Limitations of the Ideal Gas Model
Specification Reference S1.5.2
Quick Notes
- Real gases deviate from ideal behavior, especially at low temperatures and high pressures.
- Limitations of the ideal gas model:
- Real particles have volume which cannot be ignored at high pressure.
- Real gases have intermolecular forces which become significant at low temperatures.
- Ideal gas laws are approximations and work best under moderate conditions.
Full Notes
Recap of Ideal Gas Assumptions
Ideal gases are based on key assumptions (see S1.5.1):
- Particles have no volume.
- No intermolecular forces exist.
- All collisions are elastic.
- Particles move in random, straight-line motion.
- Temperature is directly related to average kinetic energy.

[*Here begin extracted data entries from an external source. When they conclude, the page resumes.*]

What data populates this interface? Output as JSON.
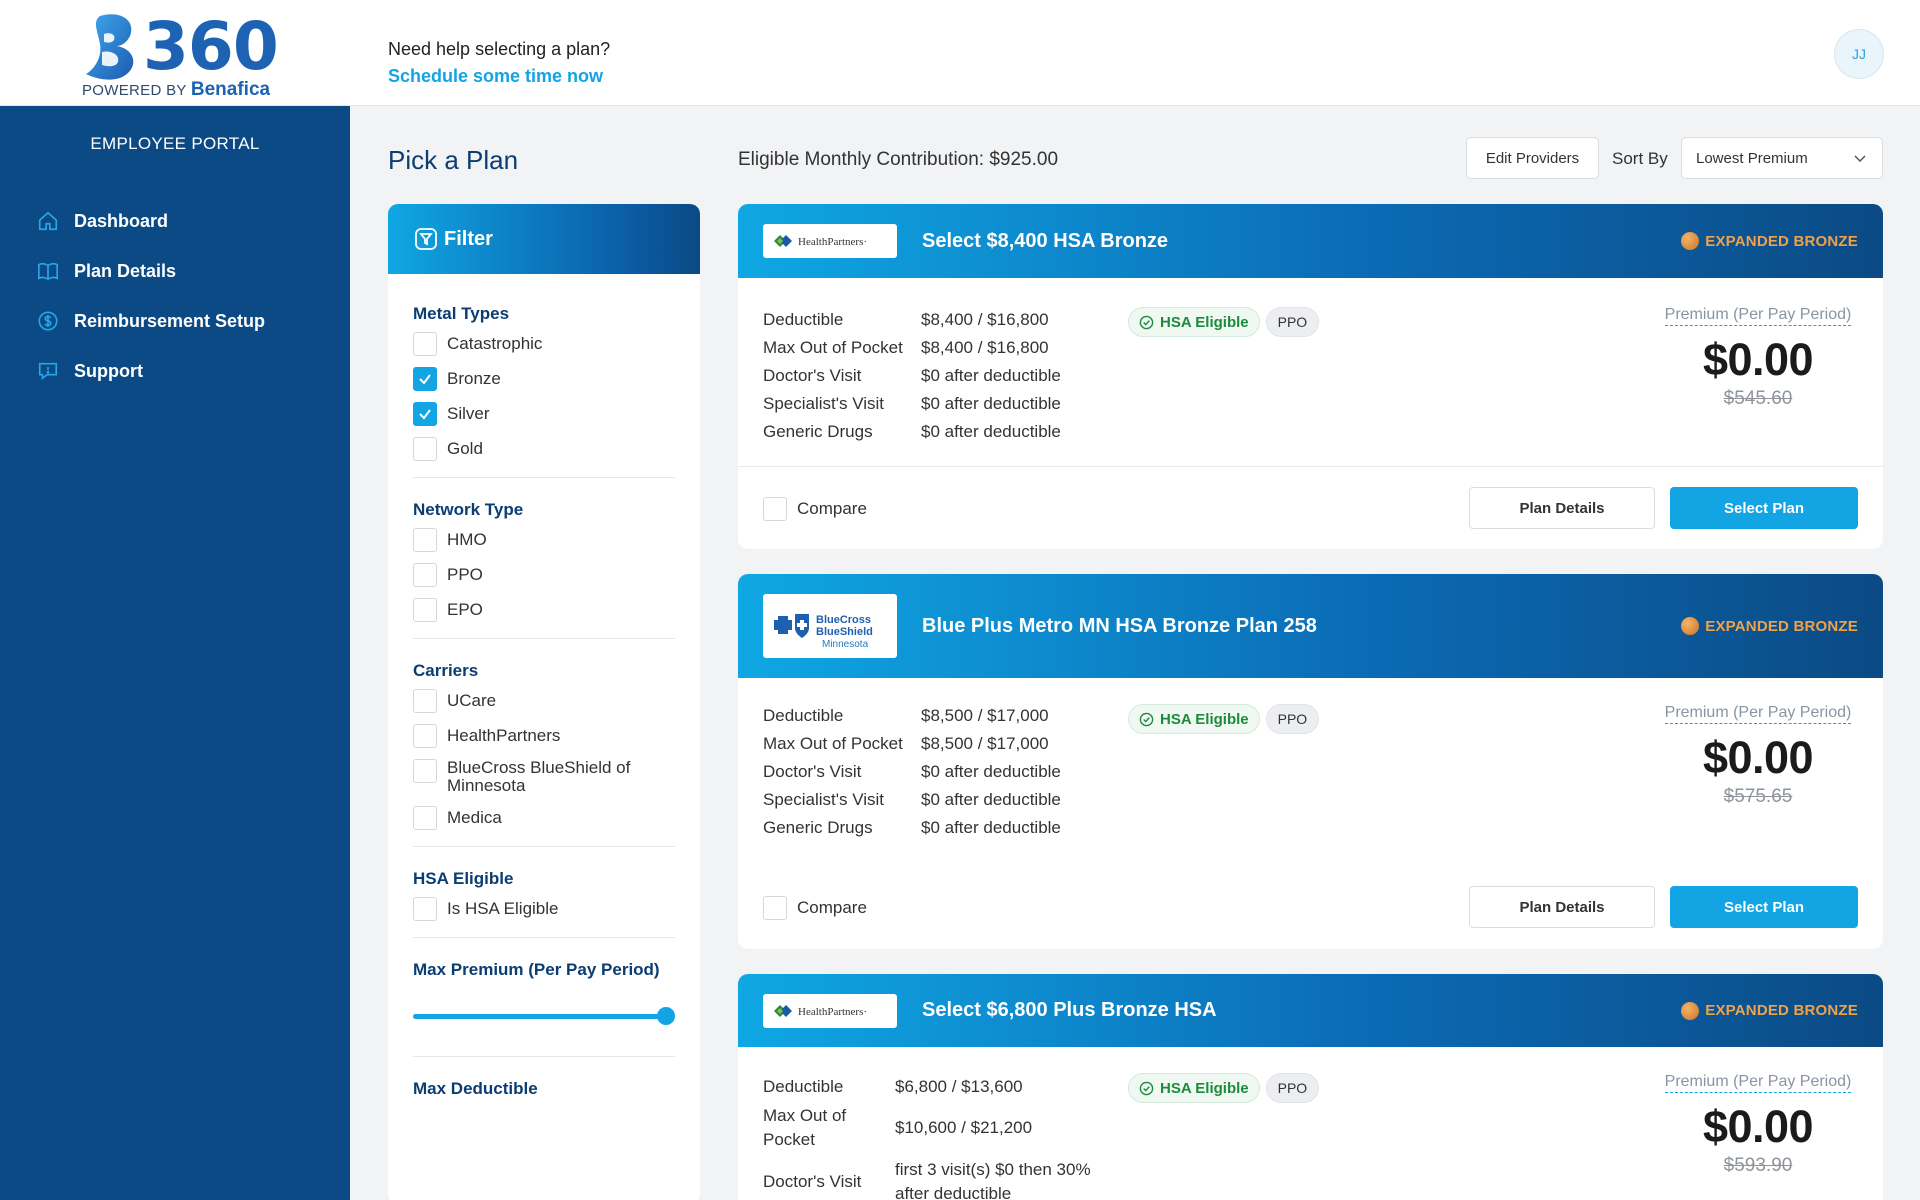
{
  "header": {
    "brand_number": "360",
    "powered_by": "POWERED BY",
    "powered_brand": "Benafica",
    "help_question": "Need help selecting a plan?",
    "help_link": "Schedule some time now",
    "avatar_initials": "JJ"
  },
  "sidebar": {
    "portal_title": "EMPLOYEE PORTAL",
    "items": [
      {
        "label": "Dashboard",
        "icon": "home-icon"
      },
      {
        "label": "Plan Details",
        "icon": "book-icon"
      },
      {
        "label": "Reimbursement Setup",
        "icon": "dollar-circle-icon"
      },
      {
        "label": "Support",
        "icon": "chat-icon"
      }
    ]
  },
  "main": {
    "title": "Pick a Plan",
    "contribution": "Eligible Monthly Contribution: $925.00",
    "edit_providers": "Edit Providers",
    "sort_by_label": "Sort By",
    "sort_value": "Lowest Premium"
  },
  "filter": {
    "title": "Filter",
    "metal_types": {
      "title": "Metal Types",
      "options": [
        {
          "label": "Catastrophic",
          "checked": false
        },
        {
          "label": "Bronze",
          "checked": true
        },
        {
          "label": "Silver",
          "checked": true
        },
        {
          "label": "Gold",
          "checked": false
        }
      ]
    },
    "network_type": {
      "title": "Network Type",
      "options": [
        {
          "label": "HMO",
          "checked": false
        },
        {
          "label": "PPO",
          "checked": false
        },
        {
          "label": "EPO",
          "checked": false
        }
      ]
    },
    "carriers": {
      "title": "Carriers",
      "options": [
        {
          "label": "UCare",
          "checked": false
        },
        {
          "label": "HealthPartners",
          "checked": false
        },
        {
          "label": "BlueCross BlueShield of Minnesota",
          "checked": false
        },
        {
          "label": "Medica",
          "checked": false
        }
      ]
    },
    "hsa": {
      "title": "HSA Eligible",
      "options": [
        {
          "label": "Is HSA Eligible",
          "checked": false
        }
      ]
    },
    "max_premium": {
      "title": "Max Premium (Per Pay Period)",
      "value_fraction": 1.0
    },
    "max_deductible": {
      "title": "Max Deductible"
    }
  },
  "plans": [
    {
      "carrier_logo": "HealthPartners",
      "carrier_logo_text": "HealthPartners·",
      "name": "Select $8,400 HSA Bronze",
      "metal": "EXPANDED BRONZE",
      "rows": [
        {
          "k": "Deductible",
          "v": "$8,400 / $16,800"
        },
        {
          "k": "Max Out of Pocket",
          "v": "$8,400 / $16,800"
        },
        {
          "k": "Doctor's Visit",
          "v": "$0 after deductible"
        },
        {
          "k": "Specialist's Visit",
          "v": "$0 after deductible"
        },
        {
          "k": "Generic Drugs",
          "v": "$0 after deductible"
        }
      ],
      "hsa_badge": "HSA Eligible",
      "network_badge": "PPO",
      "premium_label": "Premium (Per Pay Period)",
      "premium": "$0.00",
      "original_premium": "$545.60",
      "compare_label": "Compare",
      "details_label": "Plan Details",
      "select_label": "Select Plan"
    },
    {
      "carrier_logo": "BlueCross BlueShield Minnesota",
      "carrier_logo_line1": "BlueCross",
      "carrier_logo_line2": "BlueShield",
      "carrier_logo_line3": "Minnesota",
      "name": "Blue Plus Metro MN HSA Bronze Plan 258",
      "metal": "EXPANDED BRONZE",
      "rows": [
        {
          "k": "Deductible",
          "v": "$8,500 / $17,000"
        },
        {
          "k": "Max Out of Pocket",
          "v": "$8,500 / $17,000"
        },
        {
          "k": "Doctor's Visit",
          "v": "$0 after deductible"
        },
        {
          "k": "Specialist's Visit",
          "v": "$0 after deductible"
        },
        {
          "k": "Generic Drugs",
          "v": "$0 after deductible"
        }
      ],
      "hsa_badge": "HSA Eligible",
      "network_badge": "PPO",
      "premium_label": "Premium (Per Pay Period)",
      "premium": "$0.00",
      "original_premium": "$575.65",
      "compare_label": "Compare",
      "details_label": "Plan Details",
      "select_label": "Select Plan"
    },
    {
      "carrier_logo": "HealthPartners",
      "carrier_logo_text": "HealthPartners·",
      "name": "Select $6,800 Plus Bronze HSA",
      "metal": "EXPANDED BRONZE",
      "rows": [
        {
          "k": "Deductible",
          "v": "$6,800 / $13,600"
        },
        {
          "k": "Max Out of Pocket",
          "v": "$10,600 / $21,200"
        },
        {
          "k": "Doctor's Visit",
          "v": "first 3 visit(s) $0 then 30% after deductible"
        }
      ],
      "hsa_badge": "HSA Eligible",
      "network_badge": "PPO",
      "premium_label": "Premium (Per Pay Period)",
      "premium": "$0.00",
      "original_premium": "$593.90"
    }
  ],
  "colors": {
    "sidebar": "#0b4a84",
    "accent": "#12a4e3",
    "bronze": "#f0a24a"
  }
}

These assumptions make calculations simpler, but real gases do not always follow them exactly.
When Do Real Gases Deviate?
Real gases deviate most under high pressure and at low temperatures.
High Pressure
- Particles are forced closer together.
- Their volume is no longer negligible.
- Gas compresses less than predicted by the ideal model.
Low Temperature
- Particles move slower, so attractive forces (like Van der Waals forces) have more effect.

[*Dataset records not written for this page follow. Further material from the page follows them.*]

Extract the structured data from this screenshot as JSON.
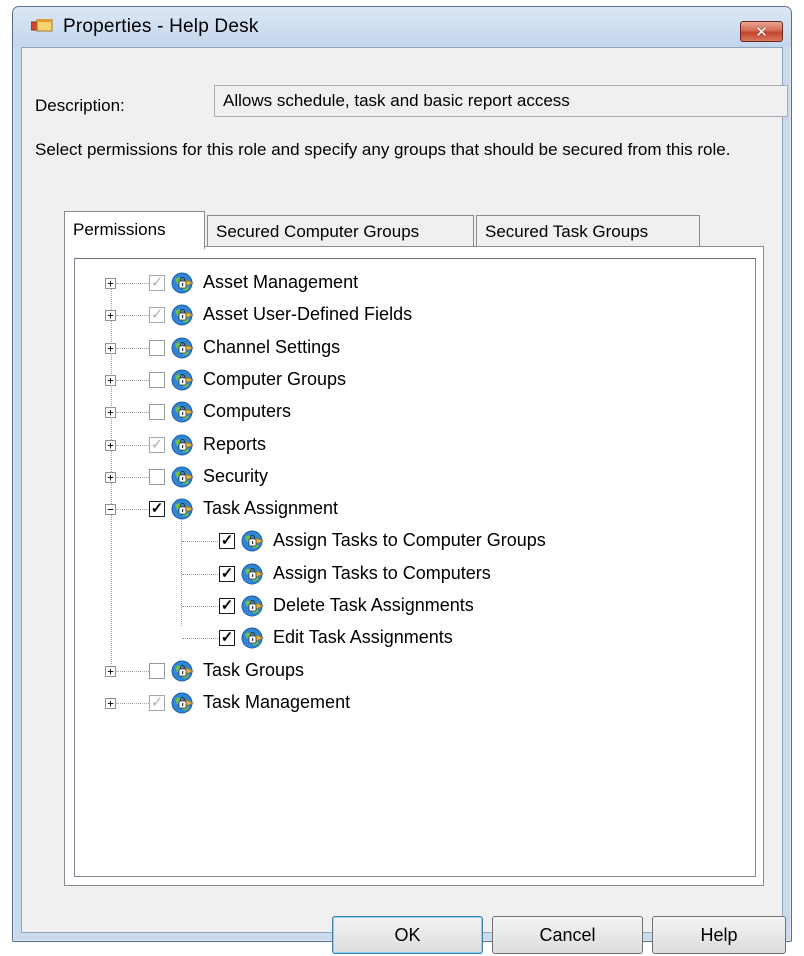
{
  "window": {
    "title": "Properties - Help Desk",
    "close_glyph": "✕",
    "accent_color": "#c9daed"
  },
  "description": {
    "label": "Description:",
    "value": "Allows schedule, task and basic report access"
  },
  "instructions": "Select permissions for this role and specify any groups that should be secured from this role.",
  "tabs": [
    {
      "label": "Permissions",
      "active": true
    },
    {
      "label": "Secured Computer Groups",
      "active": false
    },
    {
      "label": "Secured Task Groups",
      "active": false
    }
  ],
  "tree": {
    "items": [
      {
        "label": "Asset Management",
        "expander": "+",
        "check": "✓",
        "check_state": "indeterminate",
        "icon": "globe-lock-icon"
      },
      {
        "label": "Asset User-Defined Fields",
        "expander": "+",
        "check": "✓",
        "check_state": "indeterminate",
        "icon": "globe-lock-icon"
      },
      {
        "label": "Channel Settings",
        "expander": "+",
        "check": "",
        "check_state": "unchecked",
        "icon": "globe-lock-icon"
      },
      {
        "label": "Computer Groups",
        "expander": "+",
        "check": "",
        "check_state": "unchecked",
        "icon": "globe-lock-icon"
      },
      {
        "label": "Computers",
        "expander": "+",
        "check": "",
        "check_state": "unchecked",
        "icon": "globe-lock-icon"
      },
      {
        "label": "Reports",
        "expander": "+",
        "check": "✓",
        "check_state": "indeterminate",
        "icon": "globe-lock-icon"
      },
      {
        "label": "Security",
        "expander": "+",
        "check": "",
        "check_state": "unchecked",
        "icon": "globe-lock-icon"
      },
      {
        "label": "Task Assignment",
        "expander": "−",
        "check": "✓",
        "check_state": "checked",
        "icon": "globe-lock-icon",
        "children": [
          {
            "label": "Assign Tasks to Computer Groups",
            "check": "✓",
            "check_state": "checked",
            "icon": "globe-lock-icon"
          },
          {
            "label": "Assign Tasks to Computers",
            "check": "✓",
            "check_state": "checked",
            "icon": "globe-lock-icon"
          },
          {
            "label": "Delete Task Assignments",
            "check": "✓",
            "check_state": "checked",
            "icon": "globe-lock-icon"
          },
          {
            "label": "Edit Task Assignments",
            "check": "✓",
            "check_state": "checked",
            "icon": "globe-lock-icon"
          }
        ]
      },
      {
        "label": "Task Groups",
        "expander": "+",
        "check": "",
        "check_state": "unchecked",
        "icon": "globe-lock-icon"
      },
      {
        "label": "Task Management",
        "expander": "+",
        "check": "✓",
        "check_state": "indeterminate",
        "icon": "globe-lock-icon"
      }
    ]
  },
  "buttons": {
    "ok": "OK",
    "cancel": "Cancel",
    "help": "Help"
  }
}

- Particles may stick together briefly or condense.
- Pressure is lower than expected because particles do not hit the walls as often or as hard.

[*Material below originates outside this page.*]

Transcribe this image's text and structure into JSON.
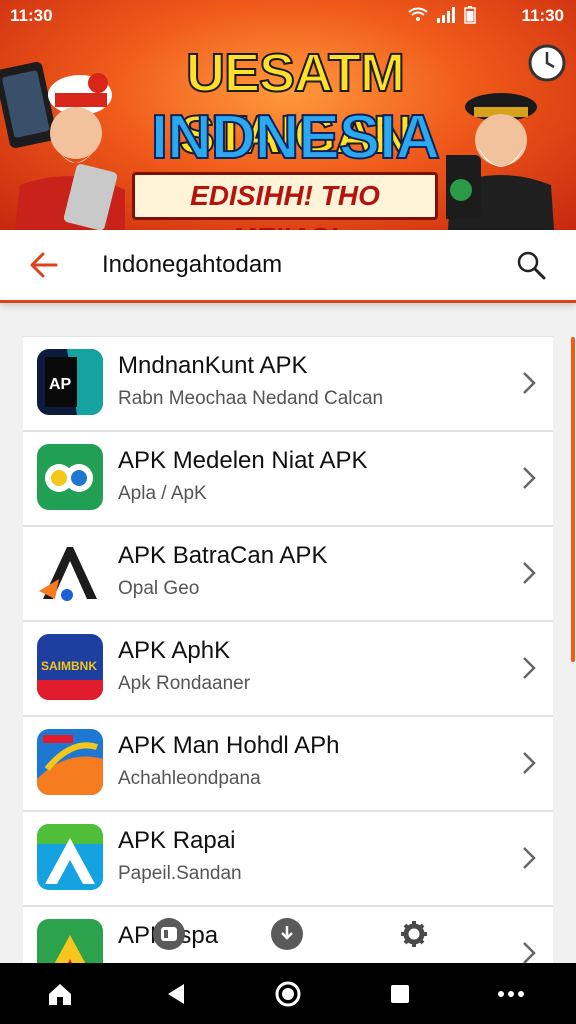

Why These Deviations Matter
In real life gases like CO2, NH3, and H2O show noticeable deviation due to strong intermolecular forces.
However, hydrogen and helium behave more ideally because they are small and have weak forces.
Understanding the limitations helps us know when ideal gas equations are accurate. We can choose more complex models when needed.
Summary
- The ideal gas model simplifies gas behavior, but real gases deviate at low temperatures and high pressures.
- Deviations occur because particles have volume and interact with each other.
- Ideal gas assumptions work best under normal lab conditions, not extreme environments.